9/ La mise en place en 2021 et en pleine pandémie du dispositif de protection sociale, avec assurance maladie et allocations familiales. Pour tous, car la protection est universelle.
10/ La publication, en 2021 toujours, du rapport sur le modèle de développement qui ambitionne de faire de nous en 2035 une nation qui ressemble à quelque chose. Le débat commence à peine autour de ses recommandations.
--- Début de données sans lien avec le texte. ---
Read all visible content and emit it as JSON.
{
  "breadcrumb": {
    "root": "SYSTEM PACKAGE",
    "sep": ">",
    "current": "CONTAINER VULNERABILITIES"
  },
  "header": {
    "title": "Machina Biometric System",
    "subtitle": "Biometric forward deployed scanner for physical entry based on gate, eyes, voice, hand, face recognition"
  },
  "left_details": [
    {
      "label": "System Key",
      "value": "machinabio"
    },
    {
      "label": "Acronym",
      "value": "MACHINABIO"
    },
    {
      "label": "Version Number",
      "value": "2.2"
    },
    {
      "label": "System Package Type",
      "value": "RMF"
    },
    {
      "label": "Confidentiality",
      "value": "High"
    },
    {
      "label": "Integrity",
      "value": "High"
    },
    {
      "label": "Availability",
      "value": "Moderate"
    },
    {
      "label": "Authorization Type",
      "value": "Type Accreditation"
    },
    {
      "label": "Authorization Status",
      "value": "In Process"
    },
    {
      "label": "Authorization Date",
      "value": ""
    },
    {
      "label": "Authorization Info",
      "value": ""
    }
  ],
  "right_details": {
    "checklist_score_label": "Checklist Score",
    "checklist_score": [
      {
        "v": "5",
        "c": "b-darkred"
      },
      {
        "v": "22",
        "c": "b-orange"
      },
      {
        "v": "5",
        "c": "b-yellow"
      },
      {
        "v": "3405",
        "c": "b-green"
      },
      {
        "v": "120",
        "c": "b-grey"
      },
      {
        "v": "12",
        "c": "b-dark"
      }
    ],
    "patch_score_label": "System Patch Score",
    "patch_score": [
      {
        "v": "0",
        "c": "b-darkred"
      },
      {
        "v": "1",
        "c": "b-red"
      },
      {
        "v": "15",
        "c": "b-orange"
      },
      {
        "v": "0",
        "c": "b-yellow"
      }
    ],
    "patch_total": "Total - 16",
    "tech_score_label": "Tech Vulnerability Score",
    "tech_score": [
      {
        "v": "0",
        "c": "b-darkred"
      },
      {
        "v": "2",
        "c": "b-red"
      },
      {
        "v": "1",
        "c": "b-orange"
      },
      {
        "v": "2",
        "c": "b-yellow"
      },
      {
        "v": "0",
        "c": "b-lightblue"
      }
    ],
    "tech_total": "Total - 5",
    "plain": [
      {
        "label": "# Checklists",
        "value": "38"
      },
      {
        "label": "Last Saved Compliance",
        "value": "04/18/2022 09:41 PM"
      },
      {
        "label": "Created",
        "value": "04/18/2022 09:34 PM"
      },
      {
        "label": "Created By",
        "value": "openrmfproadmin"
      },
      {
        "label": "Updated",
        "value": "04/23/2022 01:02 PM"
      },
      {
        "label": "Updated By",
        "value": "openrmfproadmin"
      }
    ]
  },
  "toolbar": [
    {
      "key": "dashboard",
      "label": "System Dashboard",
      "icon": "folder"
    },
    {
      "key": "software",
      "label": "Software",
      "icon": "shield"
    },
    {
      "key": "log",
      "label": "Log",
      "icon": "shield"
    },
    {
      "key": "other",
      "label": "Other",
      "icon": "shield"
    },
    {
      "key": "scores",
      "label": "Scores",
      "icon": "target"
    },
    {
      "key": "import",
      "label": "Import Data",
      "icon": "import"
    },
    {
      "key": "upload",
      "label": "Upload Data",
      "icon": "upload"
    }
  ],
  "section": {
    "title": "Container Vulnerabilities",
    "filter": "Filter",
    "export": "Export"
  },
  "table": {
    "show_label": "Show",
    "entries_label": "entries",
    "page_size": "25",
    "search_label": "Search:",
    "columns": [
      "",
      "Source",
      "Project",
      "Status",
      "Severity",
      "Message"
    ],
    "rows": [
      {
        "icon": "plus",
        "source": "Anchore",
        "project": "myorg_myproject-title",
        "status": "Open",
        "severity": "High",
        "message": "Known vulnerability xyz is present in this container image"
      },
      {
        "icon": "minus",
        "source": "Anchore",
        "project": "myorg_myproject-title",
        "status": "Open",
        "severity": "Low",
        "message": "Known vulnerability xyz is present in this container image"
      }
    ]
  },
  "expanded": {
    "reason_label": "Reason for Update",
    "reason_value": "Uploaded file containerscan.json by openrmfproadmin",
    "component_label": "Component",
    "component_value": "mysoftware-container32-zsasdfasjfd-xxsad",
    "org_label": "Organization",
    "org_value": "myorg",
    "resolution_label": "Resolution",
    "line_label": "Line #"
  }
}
Ce sont là les principaux projets lancés depuis 5 ans, pour faire honneur aux ambitions des Marocains de voir leur pays enfin émerger. Il y a certes une crise de confiance et de gouvernance, en plus du sentiment d’insécurité qu’évoque le rapport Benmoussa, et ce sont là les principaux écueils à lever.
Mais ces grands projets mis bout à bout laissent deviner une volonté réelle de l’Etat de faire et de bien faire les choses, s’inscrivant dans un temps long, et laissent penser qu’une stratégie globale est suivie, et mise en place au pas de charge. L’Etat est pressé de faire les choses…
Il lui appartient, pour cela, de faire le job pour que partent ceux qui ne veulent pas s’en aller (et qui se reconnaîtront) et qu’arrivent ceux qui veulent travailler, et qui devront se manifester. C’est l’action individuelle de ces derniers et de leur interaction collective que jaillira le Maroc nouveau. Et que les sceptiques continuent de douter, ils prendront le train à la gare suivante.